What at first seemed like a series of public sex scandals turned out to have a connective thread. The main protagonists (Governor Mark Sanford of South Carolina, Senator John Ensign of Nevada, and former Arkansas Congressman Chip Pickering) were all one-time residents of C Street and members of the Family, otherwise known as the Fellowship. As the summer unfurled, the three amigos gave mainstream media outlets plenty to talk about, and this highly secretive and powerful right-wing group got a lot of exposure. And then, as is the wont of the media, the story of C Street disappeared from the headlines. 

In this exclusive Religion Dispatches interview, Jeff Sharlet, author of 2008s The Family: The Secret Fundamentalism at the Heart of American Power, talks about The Family and its summer of scandal, the organization’s tarnished present and future possibilities, and why the mainstream media had such a difficult time dealing with the group’s unusual political/religious beliefs. 

First off, tell us three critical things we should know about The Family?

Jeff Sharlet: The Family is the oldest and arguably most influential religious conservative organization in Washington, a “brotherhood” comprised mostly of politicians such as Senator Jim Inhofe, Senator Tom Coburn, Senator Sam Brownback, Senator Jim DeMint, and, now infamously, Senator John Ensign, Governor Mark Sanford, and former congressman Chip Pickering, all of whom turned to The Family to help cover up sex scandals this past summer.
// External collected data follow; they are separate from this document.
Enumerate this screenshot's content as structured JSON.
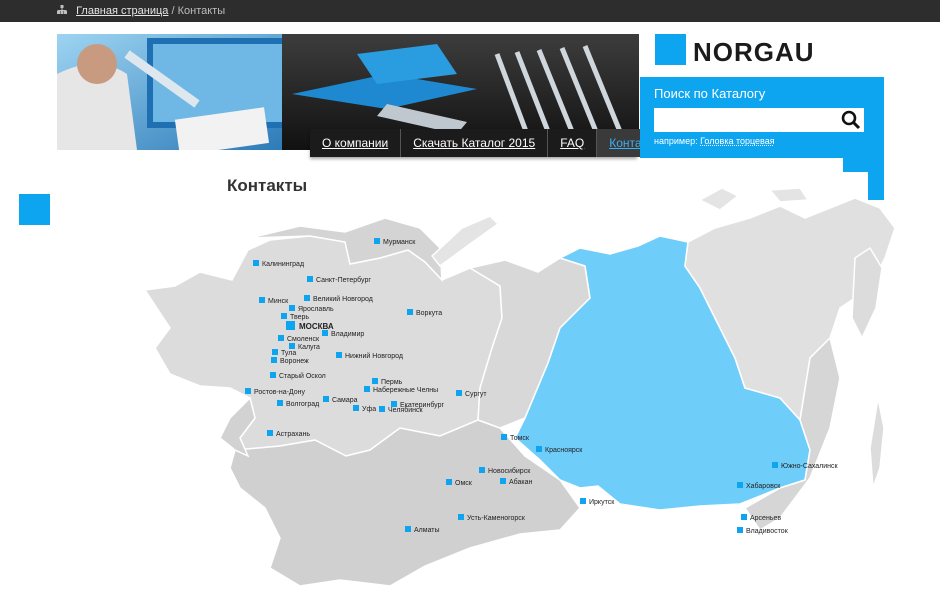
{
  "breadcrumb": {
    "home": "Главная страница",
    "sep": "/",
    "current": "Контакты"
  },
  "nav": [
    {
      "label": "О компании"
    },
    {
      "label": "Скачать Каталог 2015"
    },
    {
      "label": "FAQ"
    },
    {
      "label": "Контакты",
      "active": true
    }
  ],
  "logo": {
    "text": "NORGAU"
  },
  "search": {
    "title": "Поиск по Каталогу",
    "hint_prefix": "например:",
    "hint_example": "Головка торцевая",
    "icon": "search-icon"
  },
  "page": {
    "title": "Контакты"
  },
  "colors": {
    "accent": "#0ea5f0",
    "region_highlight": "#6fcdfa",
    "region_default": "#dcdcdc",
    "topbar": "#2d2d2d"
  },
  "map": {
    "cities": [
      {
        "name": "Мурманск"
      },
      {
        "name": "Калининград"
      },
      {
        "name": "Санкт-Петербург"
      },
      {
        "name": "Минск"
      },
      {
        "name": "Великий Новгород"
      },
      {
        "name": "Ярославль"
      },
      {
        "name": "Тверь"
      },
      {
        "name": "Воркута"
      },
      {
        "name": "МОСКВА"
      },
      {
        "name": "Владимир"
      },
      {
        "name": "Смоленск"
      },
      {
        "name": "Калуга"
      },
      {
        "name": "Тула"
      },
      {
        "name": "Воронеж"
      },
      {
        "name": "Нижний Новгород"
      },
      {
        "name": "Старый Оскол"
      },
      {
        "name": "Пермь"
      },
      {
        "name": "Набережные Челны"
      },
      {
        "name": "Ростов-на-Дону"
      },
      {
        "name": "Сургут"
      },
      {
        "name": "Самара"
      },
      {
        "name": "Волгоград"
      },
      {
        "name": "Екатеринбург"
      },
      {
        "name": "Уфа"
      },
      {
        "name": "Челябинск"
      },
      {
        "name": "Астрахань"
      },
      {
        "name": "Томск"
      },
      {
        "name": "Красноярск"
      },
      {
        "name": "Новосибирск"
      },
      {
        "name": "Абакан"
      },
      {
        "name": "Омск"
      },
      {
        "name": "Иркутск"
      },
      {
        "name": "Южно-Сахалинск"
      },
      {
        "name": "Хабаровск"
      },
      {
        "name": "Арсеньев"
      },
      {
        "name": "Владивосток"
      },
      {
        "name": "Алматы"
      },
      {
        "name": "Усть-Каменогорск"
      }
    ]
  }
}
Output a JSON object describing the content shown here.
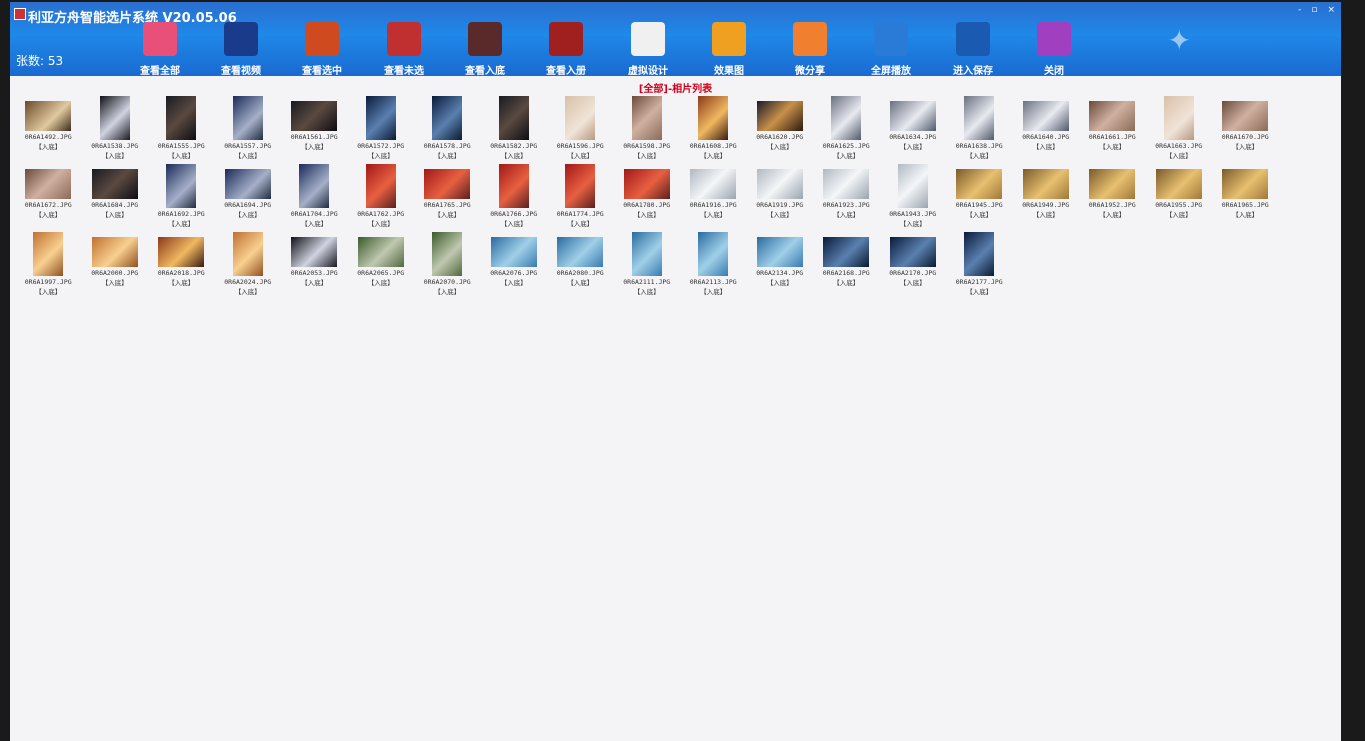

The reason you may not have heard about the group is that it doesn’t want you to hear about it—“the more invisible you can make your organization,” preaches leader Doug Coe, “the more influence it will have.” They’re not the only group in Washington that keeps a low profile, but it’s the nature of their influence that’s really noteworthy: some congressmen call it simply personal and thus private, but nearly 600 boxes of documents stored at the Billy Graham Center Archive reveals decades of intense political work around foreign and economic affairs.

Most people don’t know anything about Doug Coe, the Family’s longtime leader. How did he manage to escape the public spotlight for such a long period of time? What makes him such a unique figure? 

A few years ago, Time magazine was making up a list of the 25 most powerful evangelicals. Since I write a lot on these subjects, they asked me who I’d suggest. I said Coe. “Who’s he?” the reporter, David Van Biema, responded. I told him to call the offices of a dozen congressmen—if at least half didn’t mention Coe, don’t include him. Well, Coe made the list, at number four, pictured with Bush, Sr., under the headline, “The Stealth Persuader.” 

The secret to his stealth is simple: In a city where everybody wants to be in the news, Coe isn’t seeking publicity. Way back in 1966, when he first began assuming leadership of the organization he’d come to re-brand as the Family, he sent out a memo declaring that the time had come to “submerge” the group’s public profile. In a rare interview, he admits that the National Prayer Breakfast—owned and organized by the Family since its founding in 1953, despite its official appearance—isn’t “one tenth of one percent” of what the Family accomplishes behind the scenes.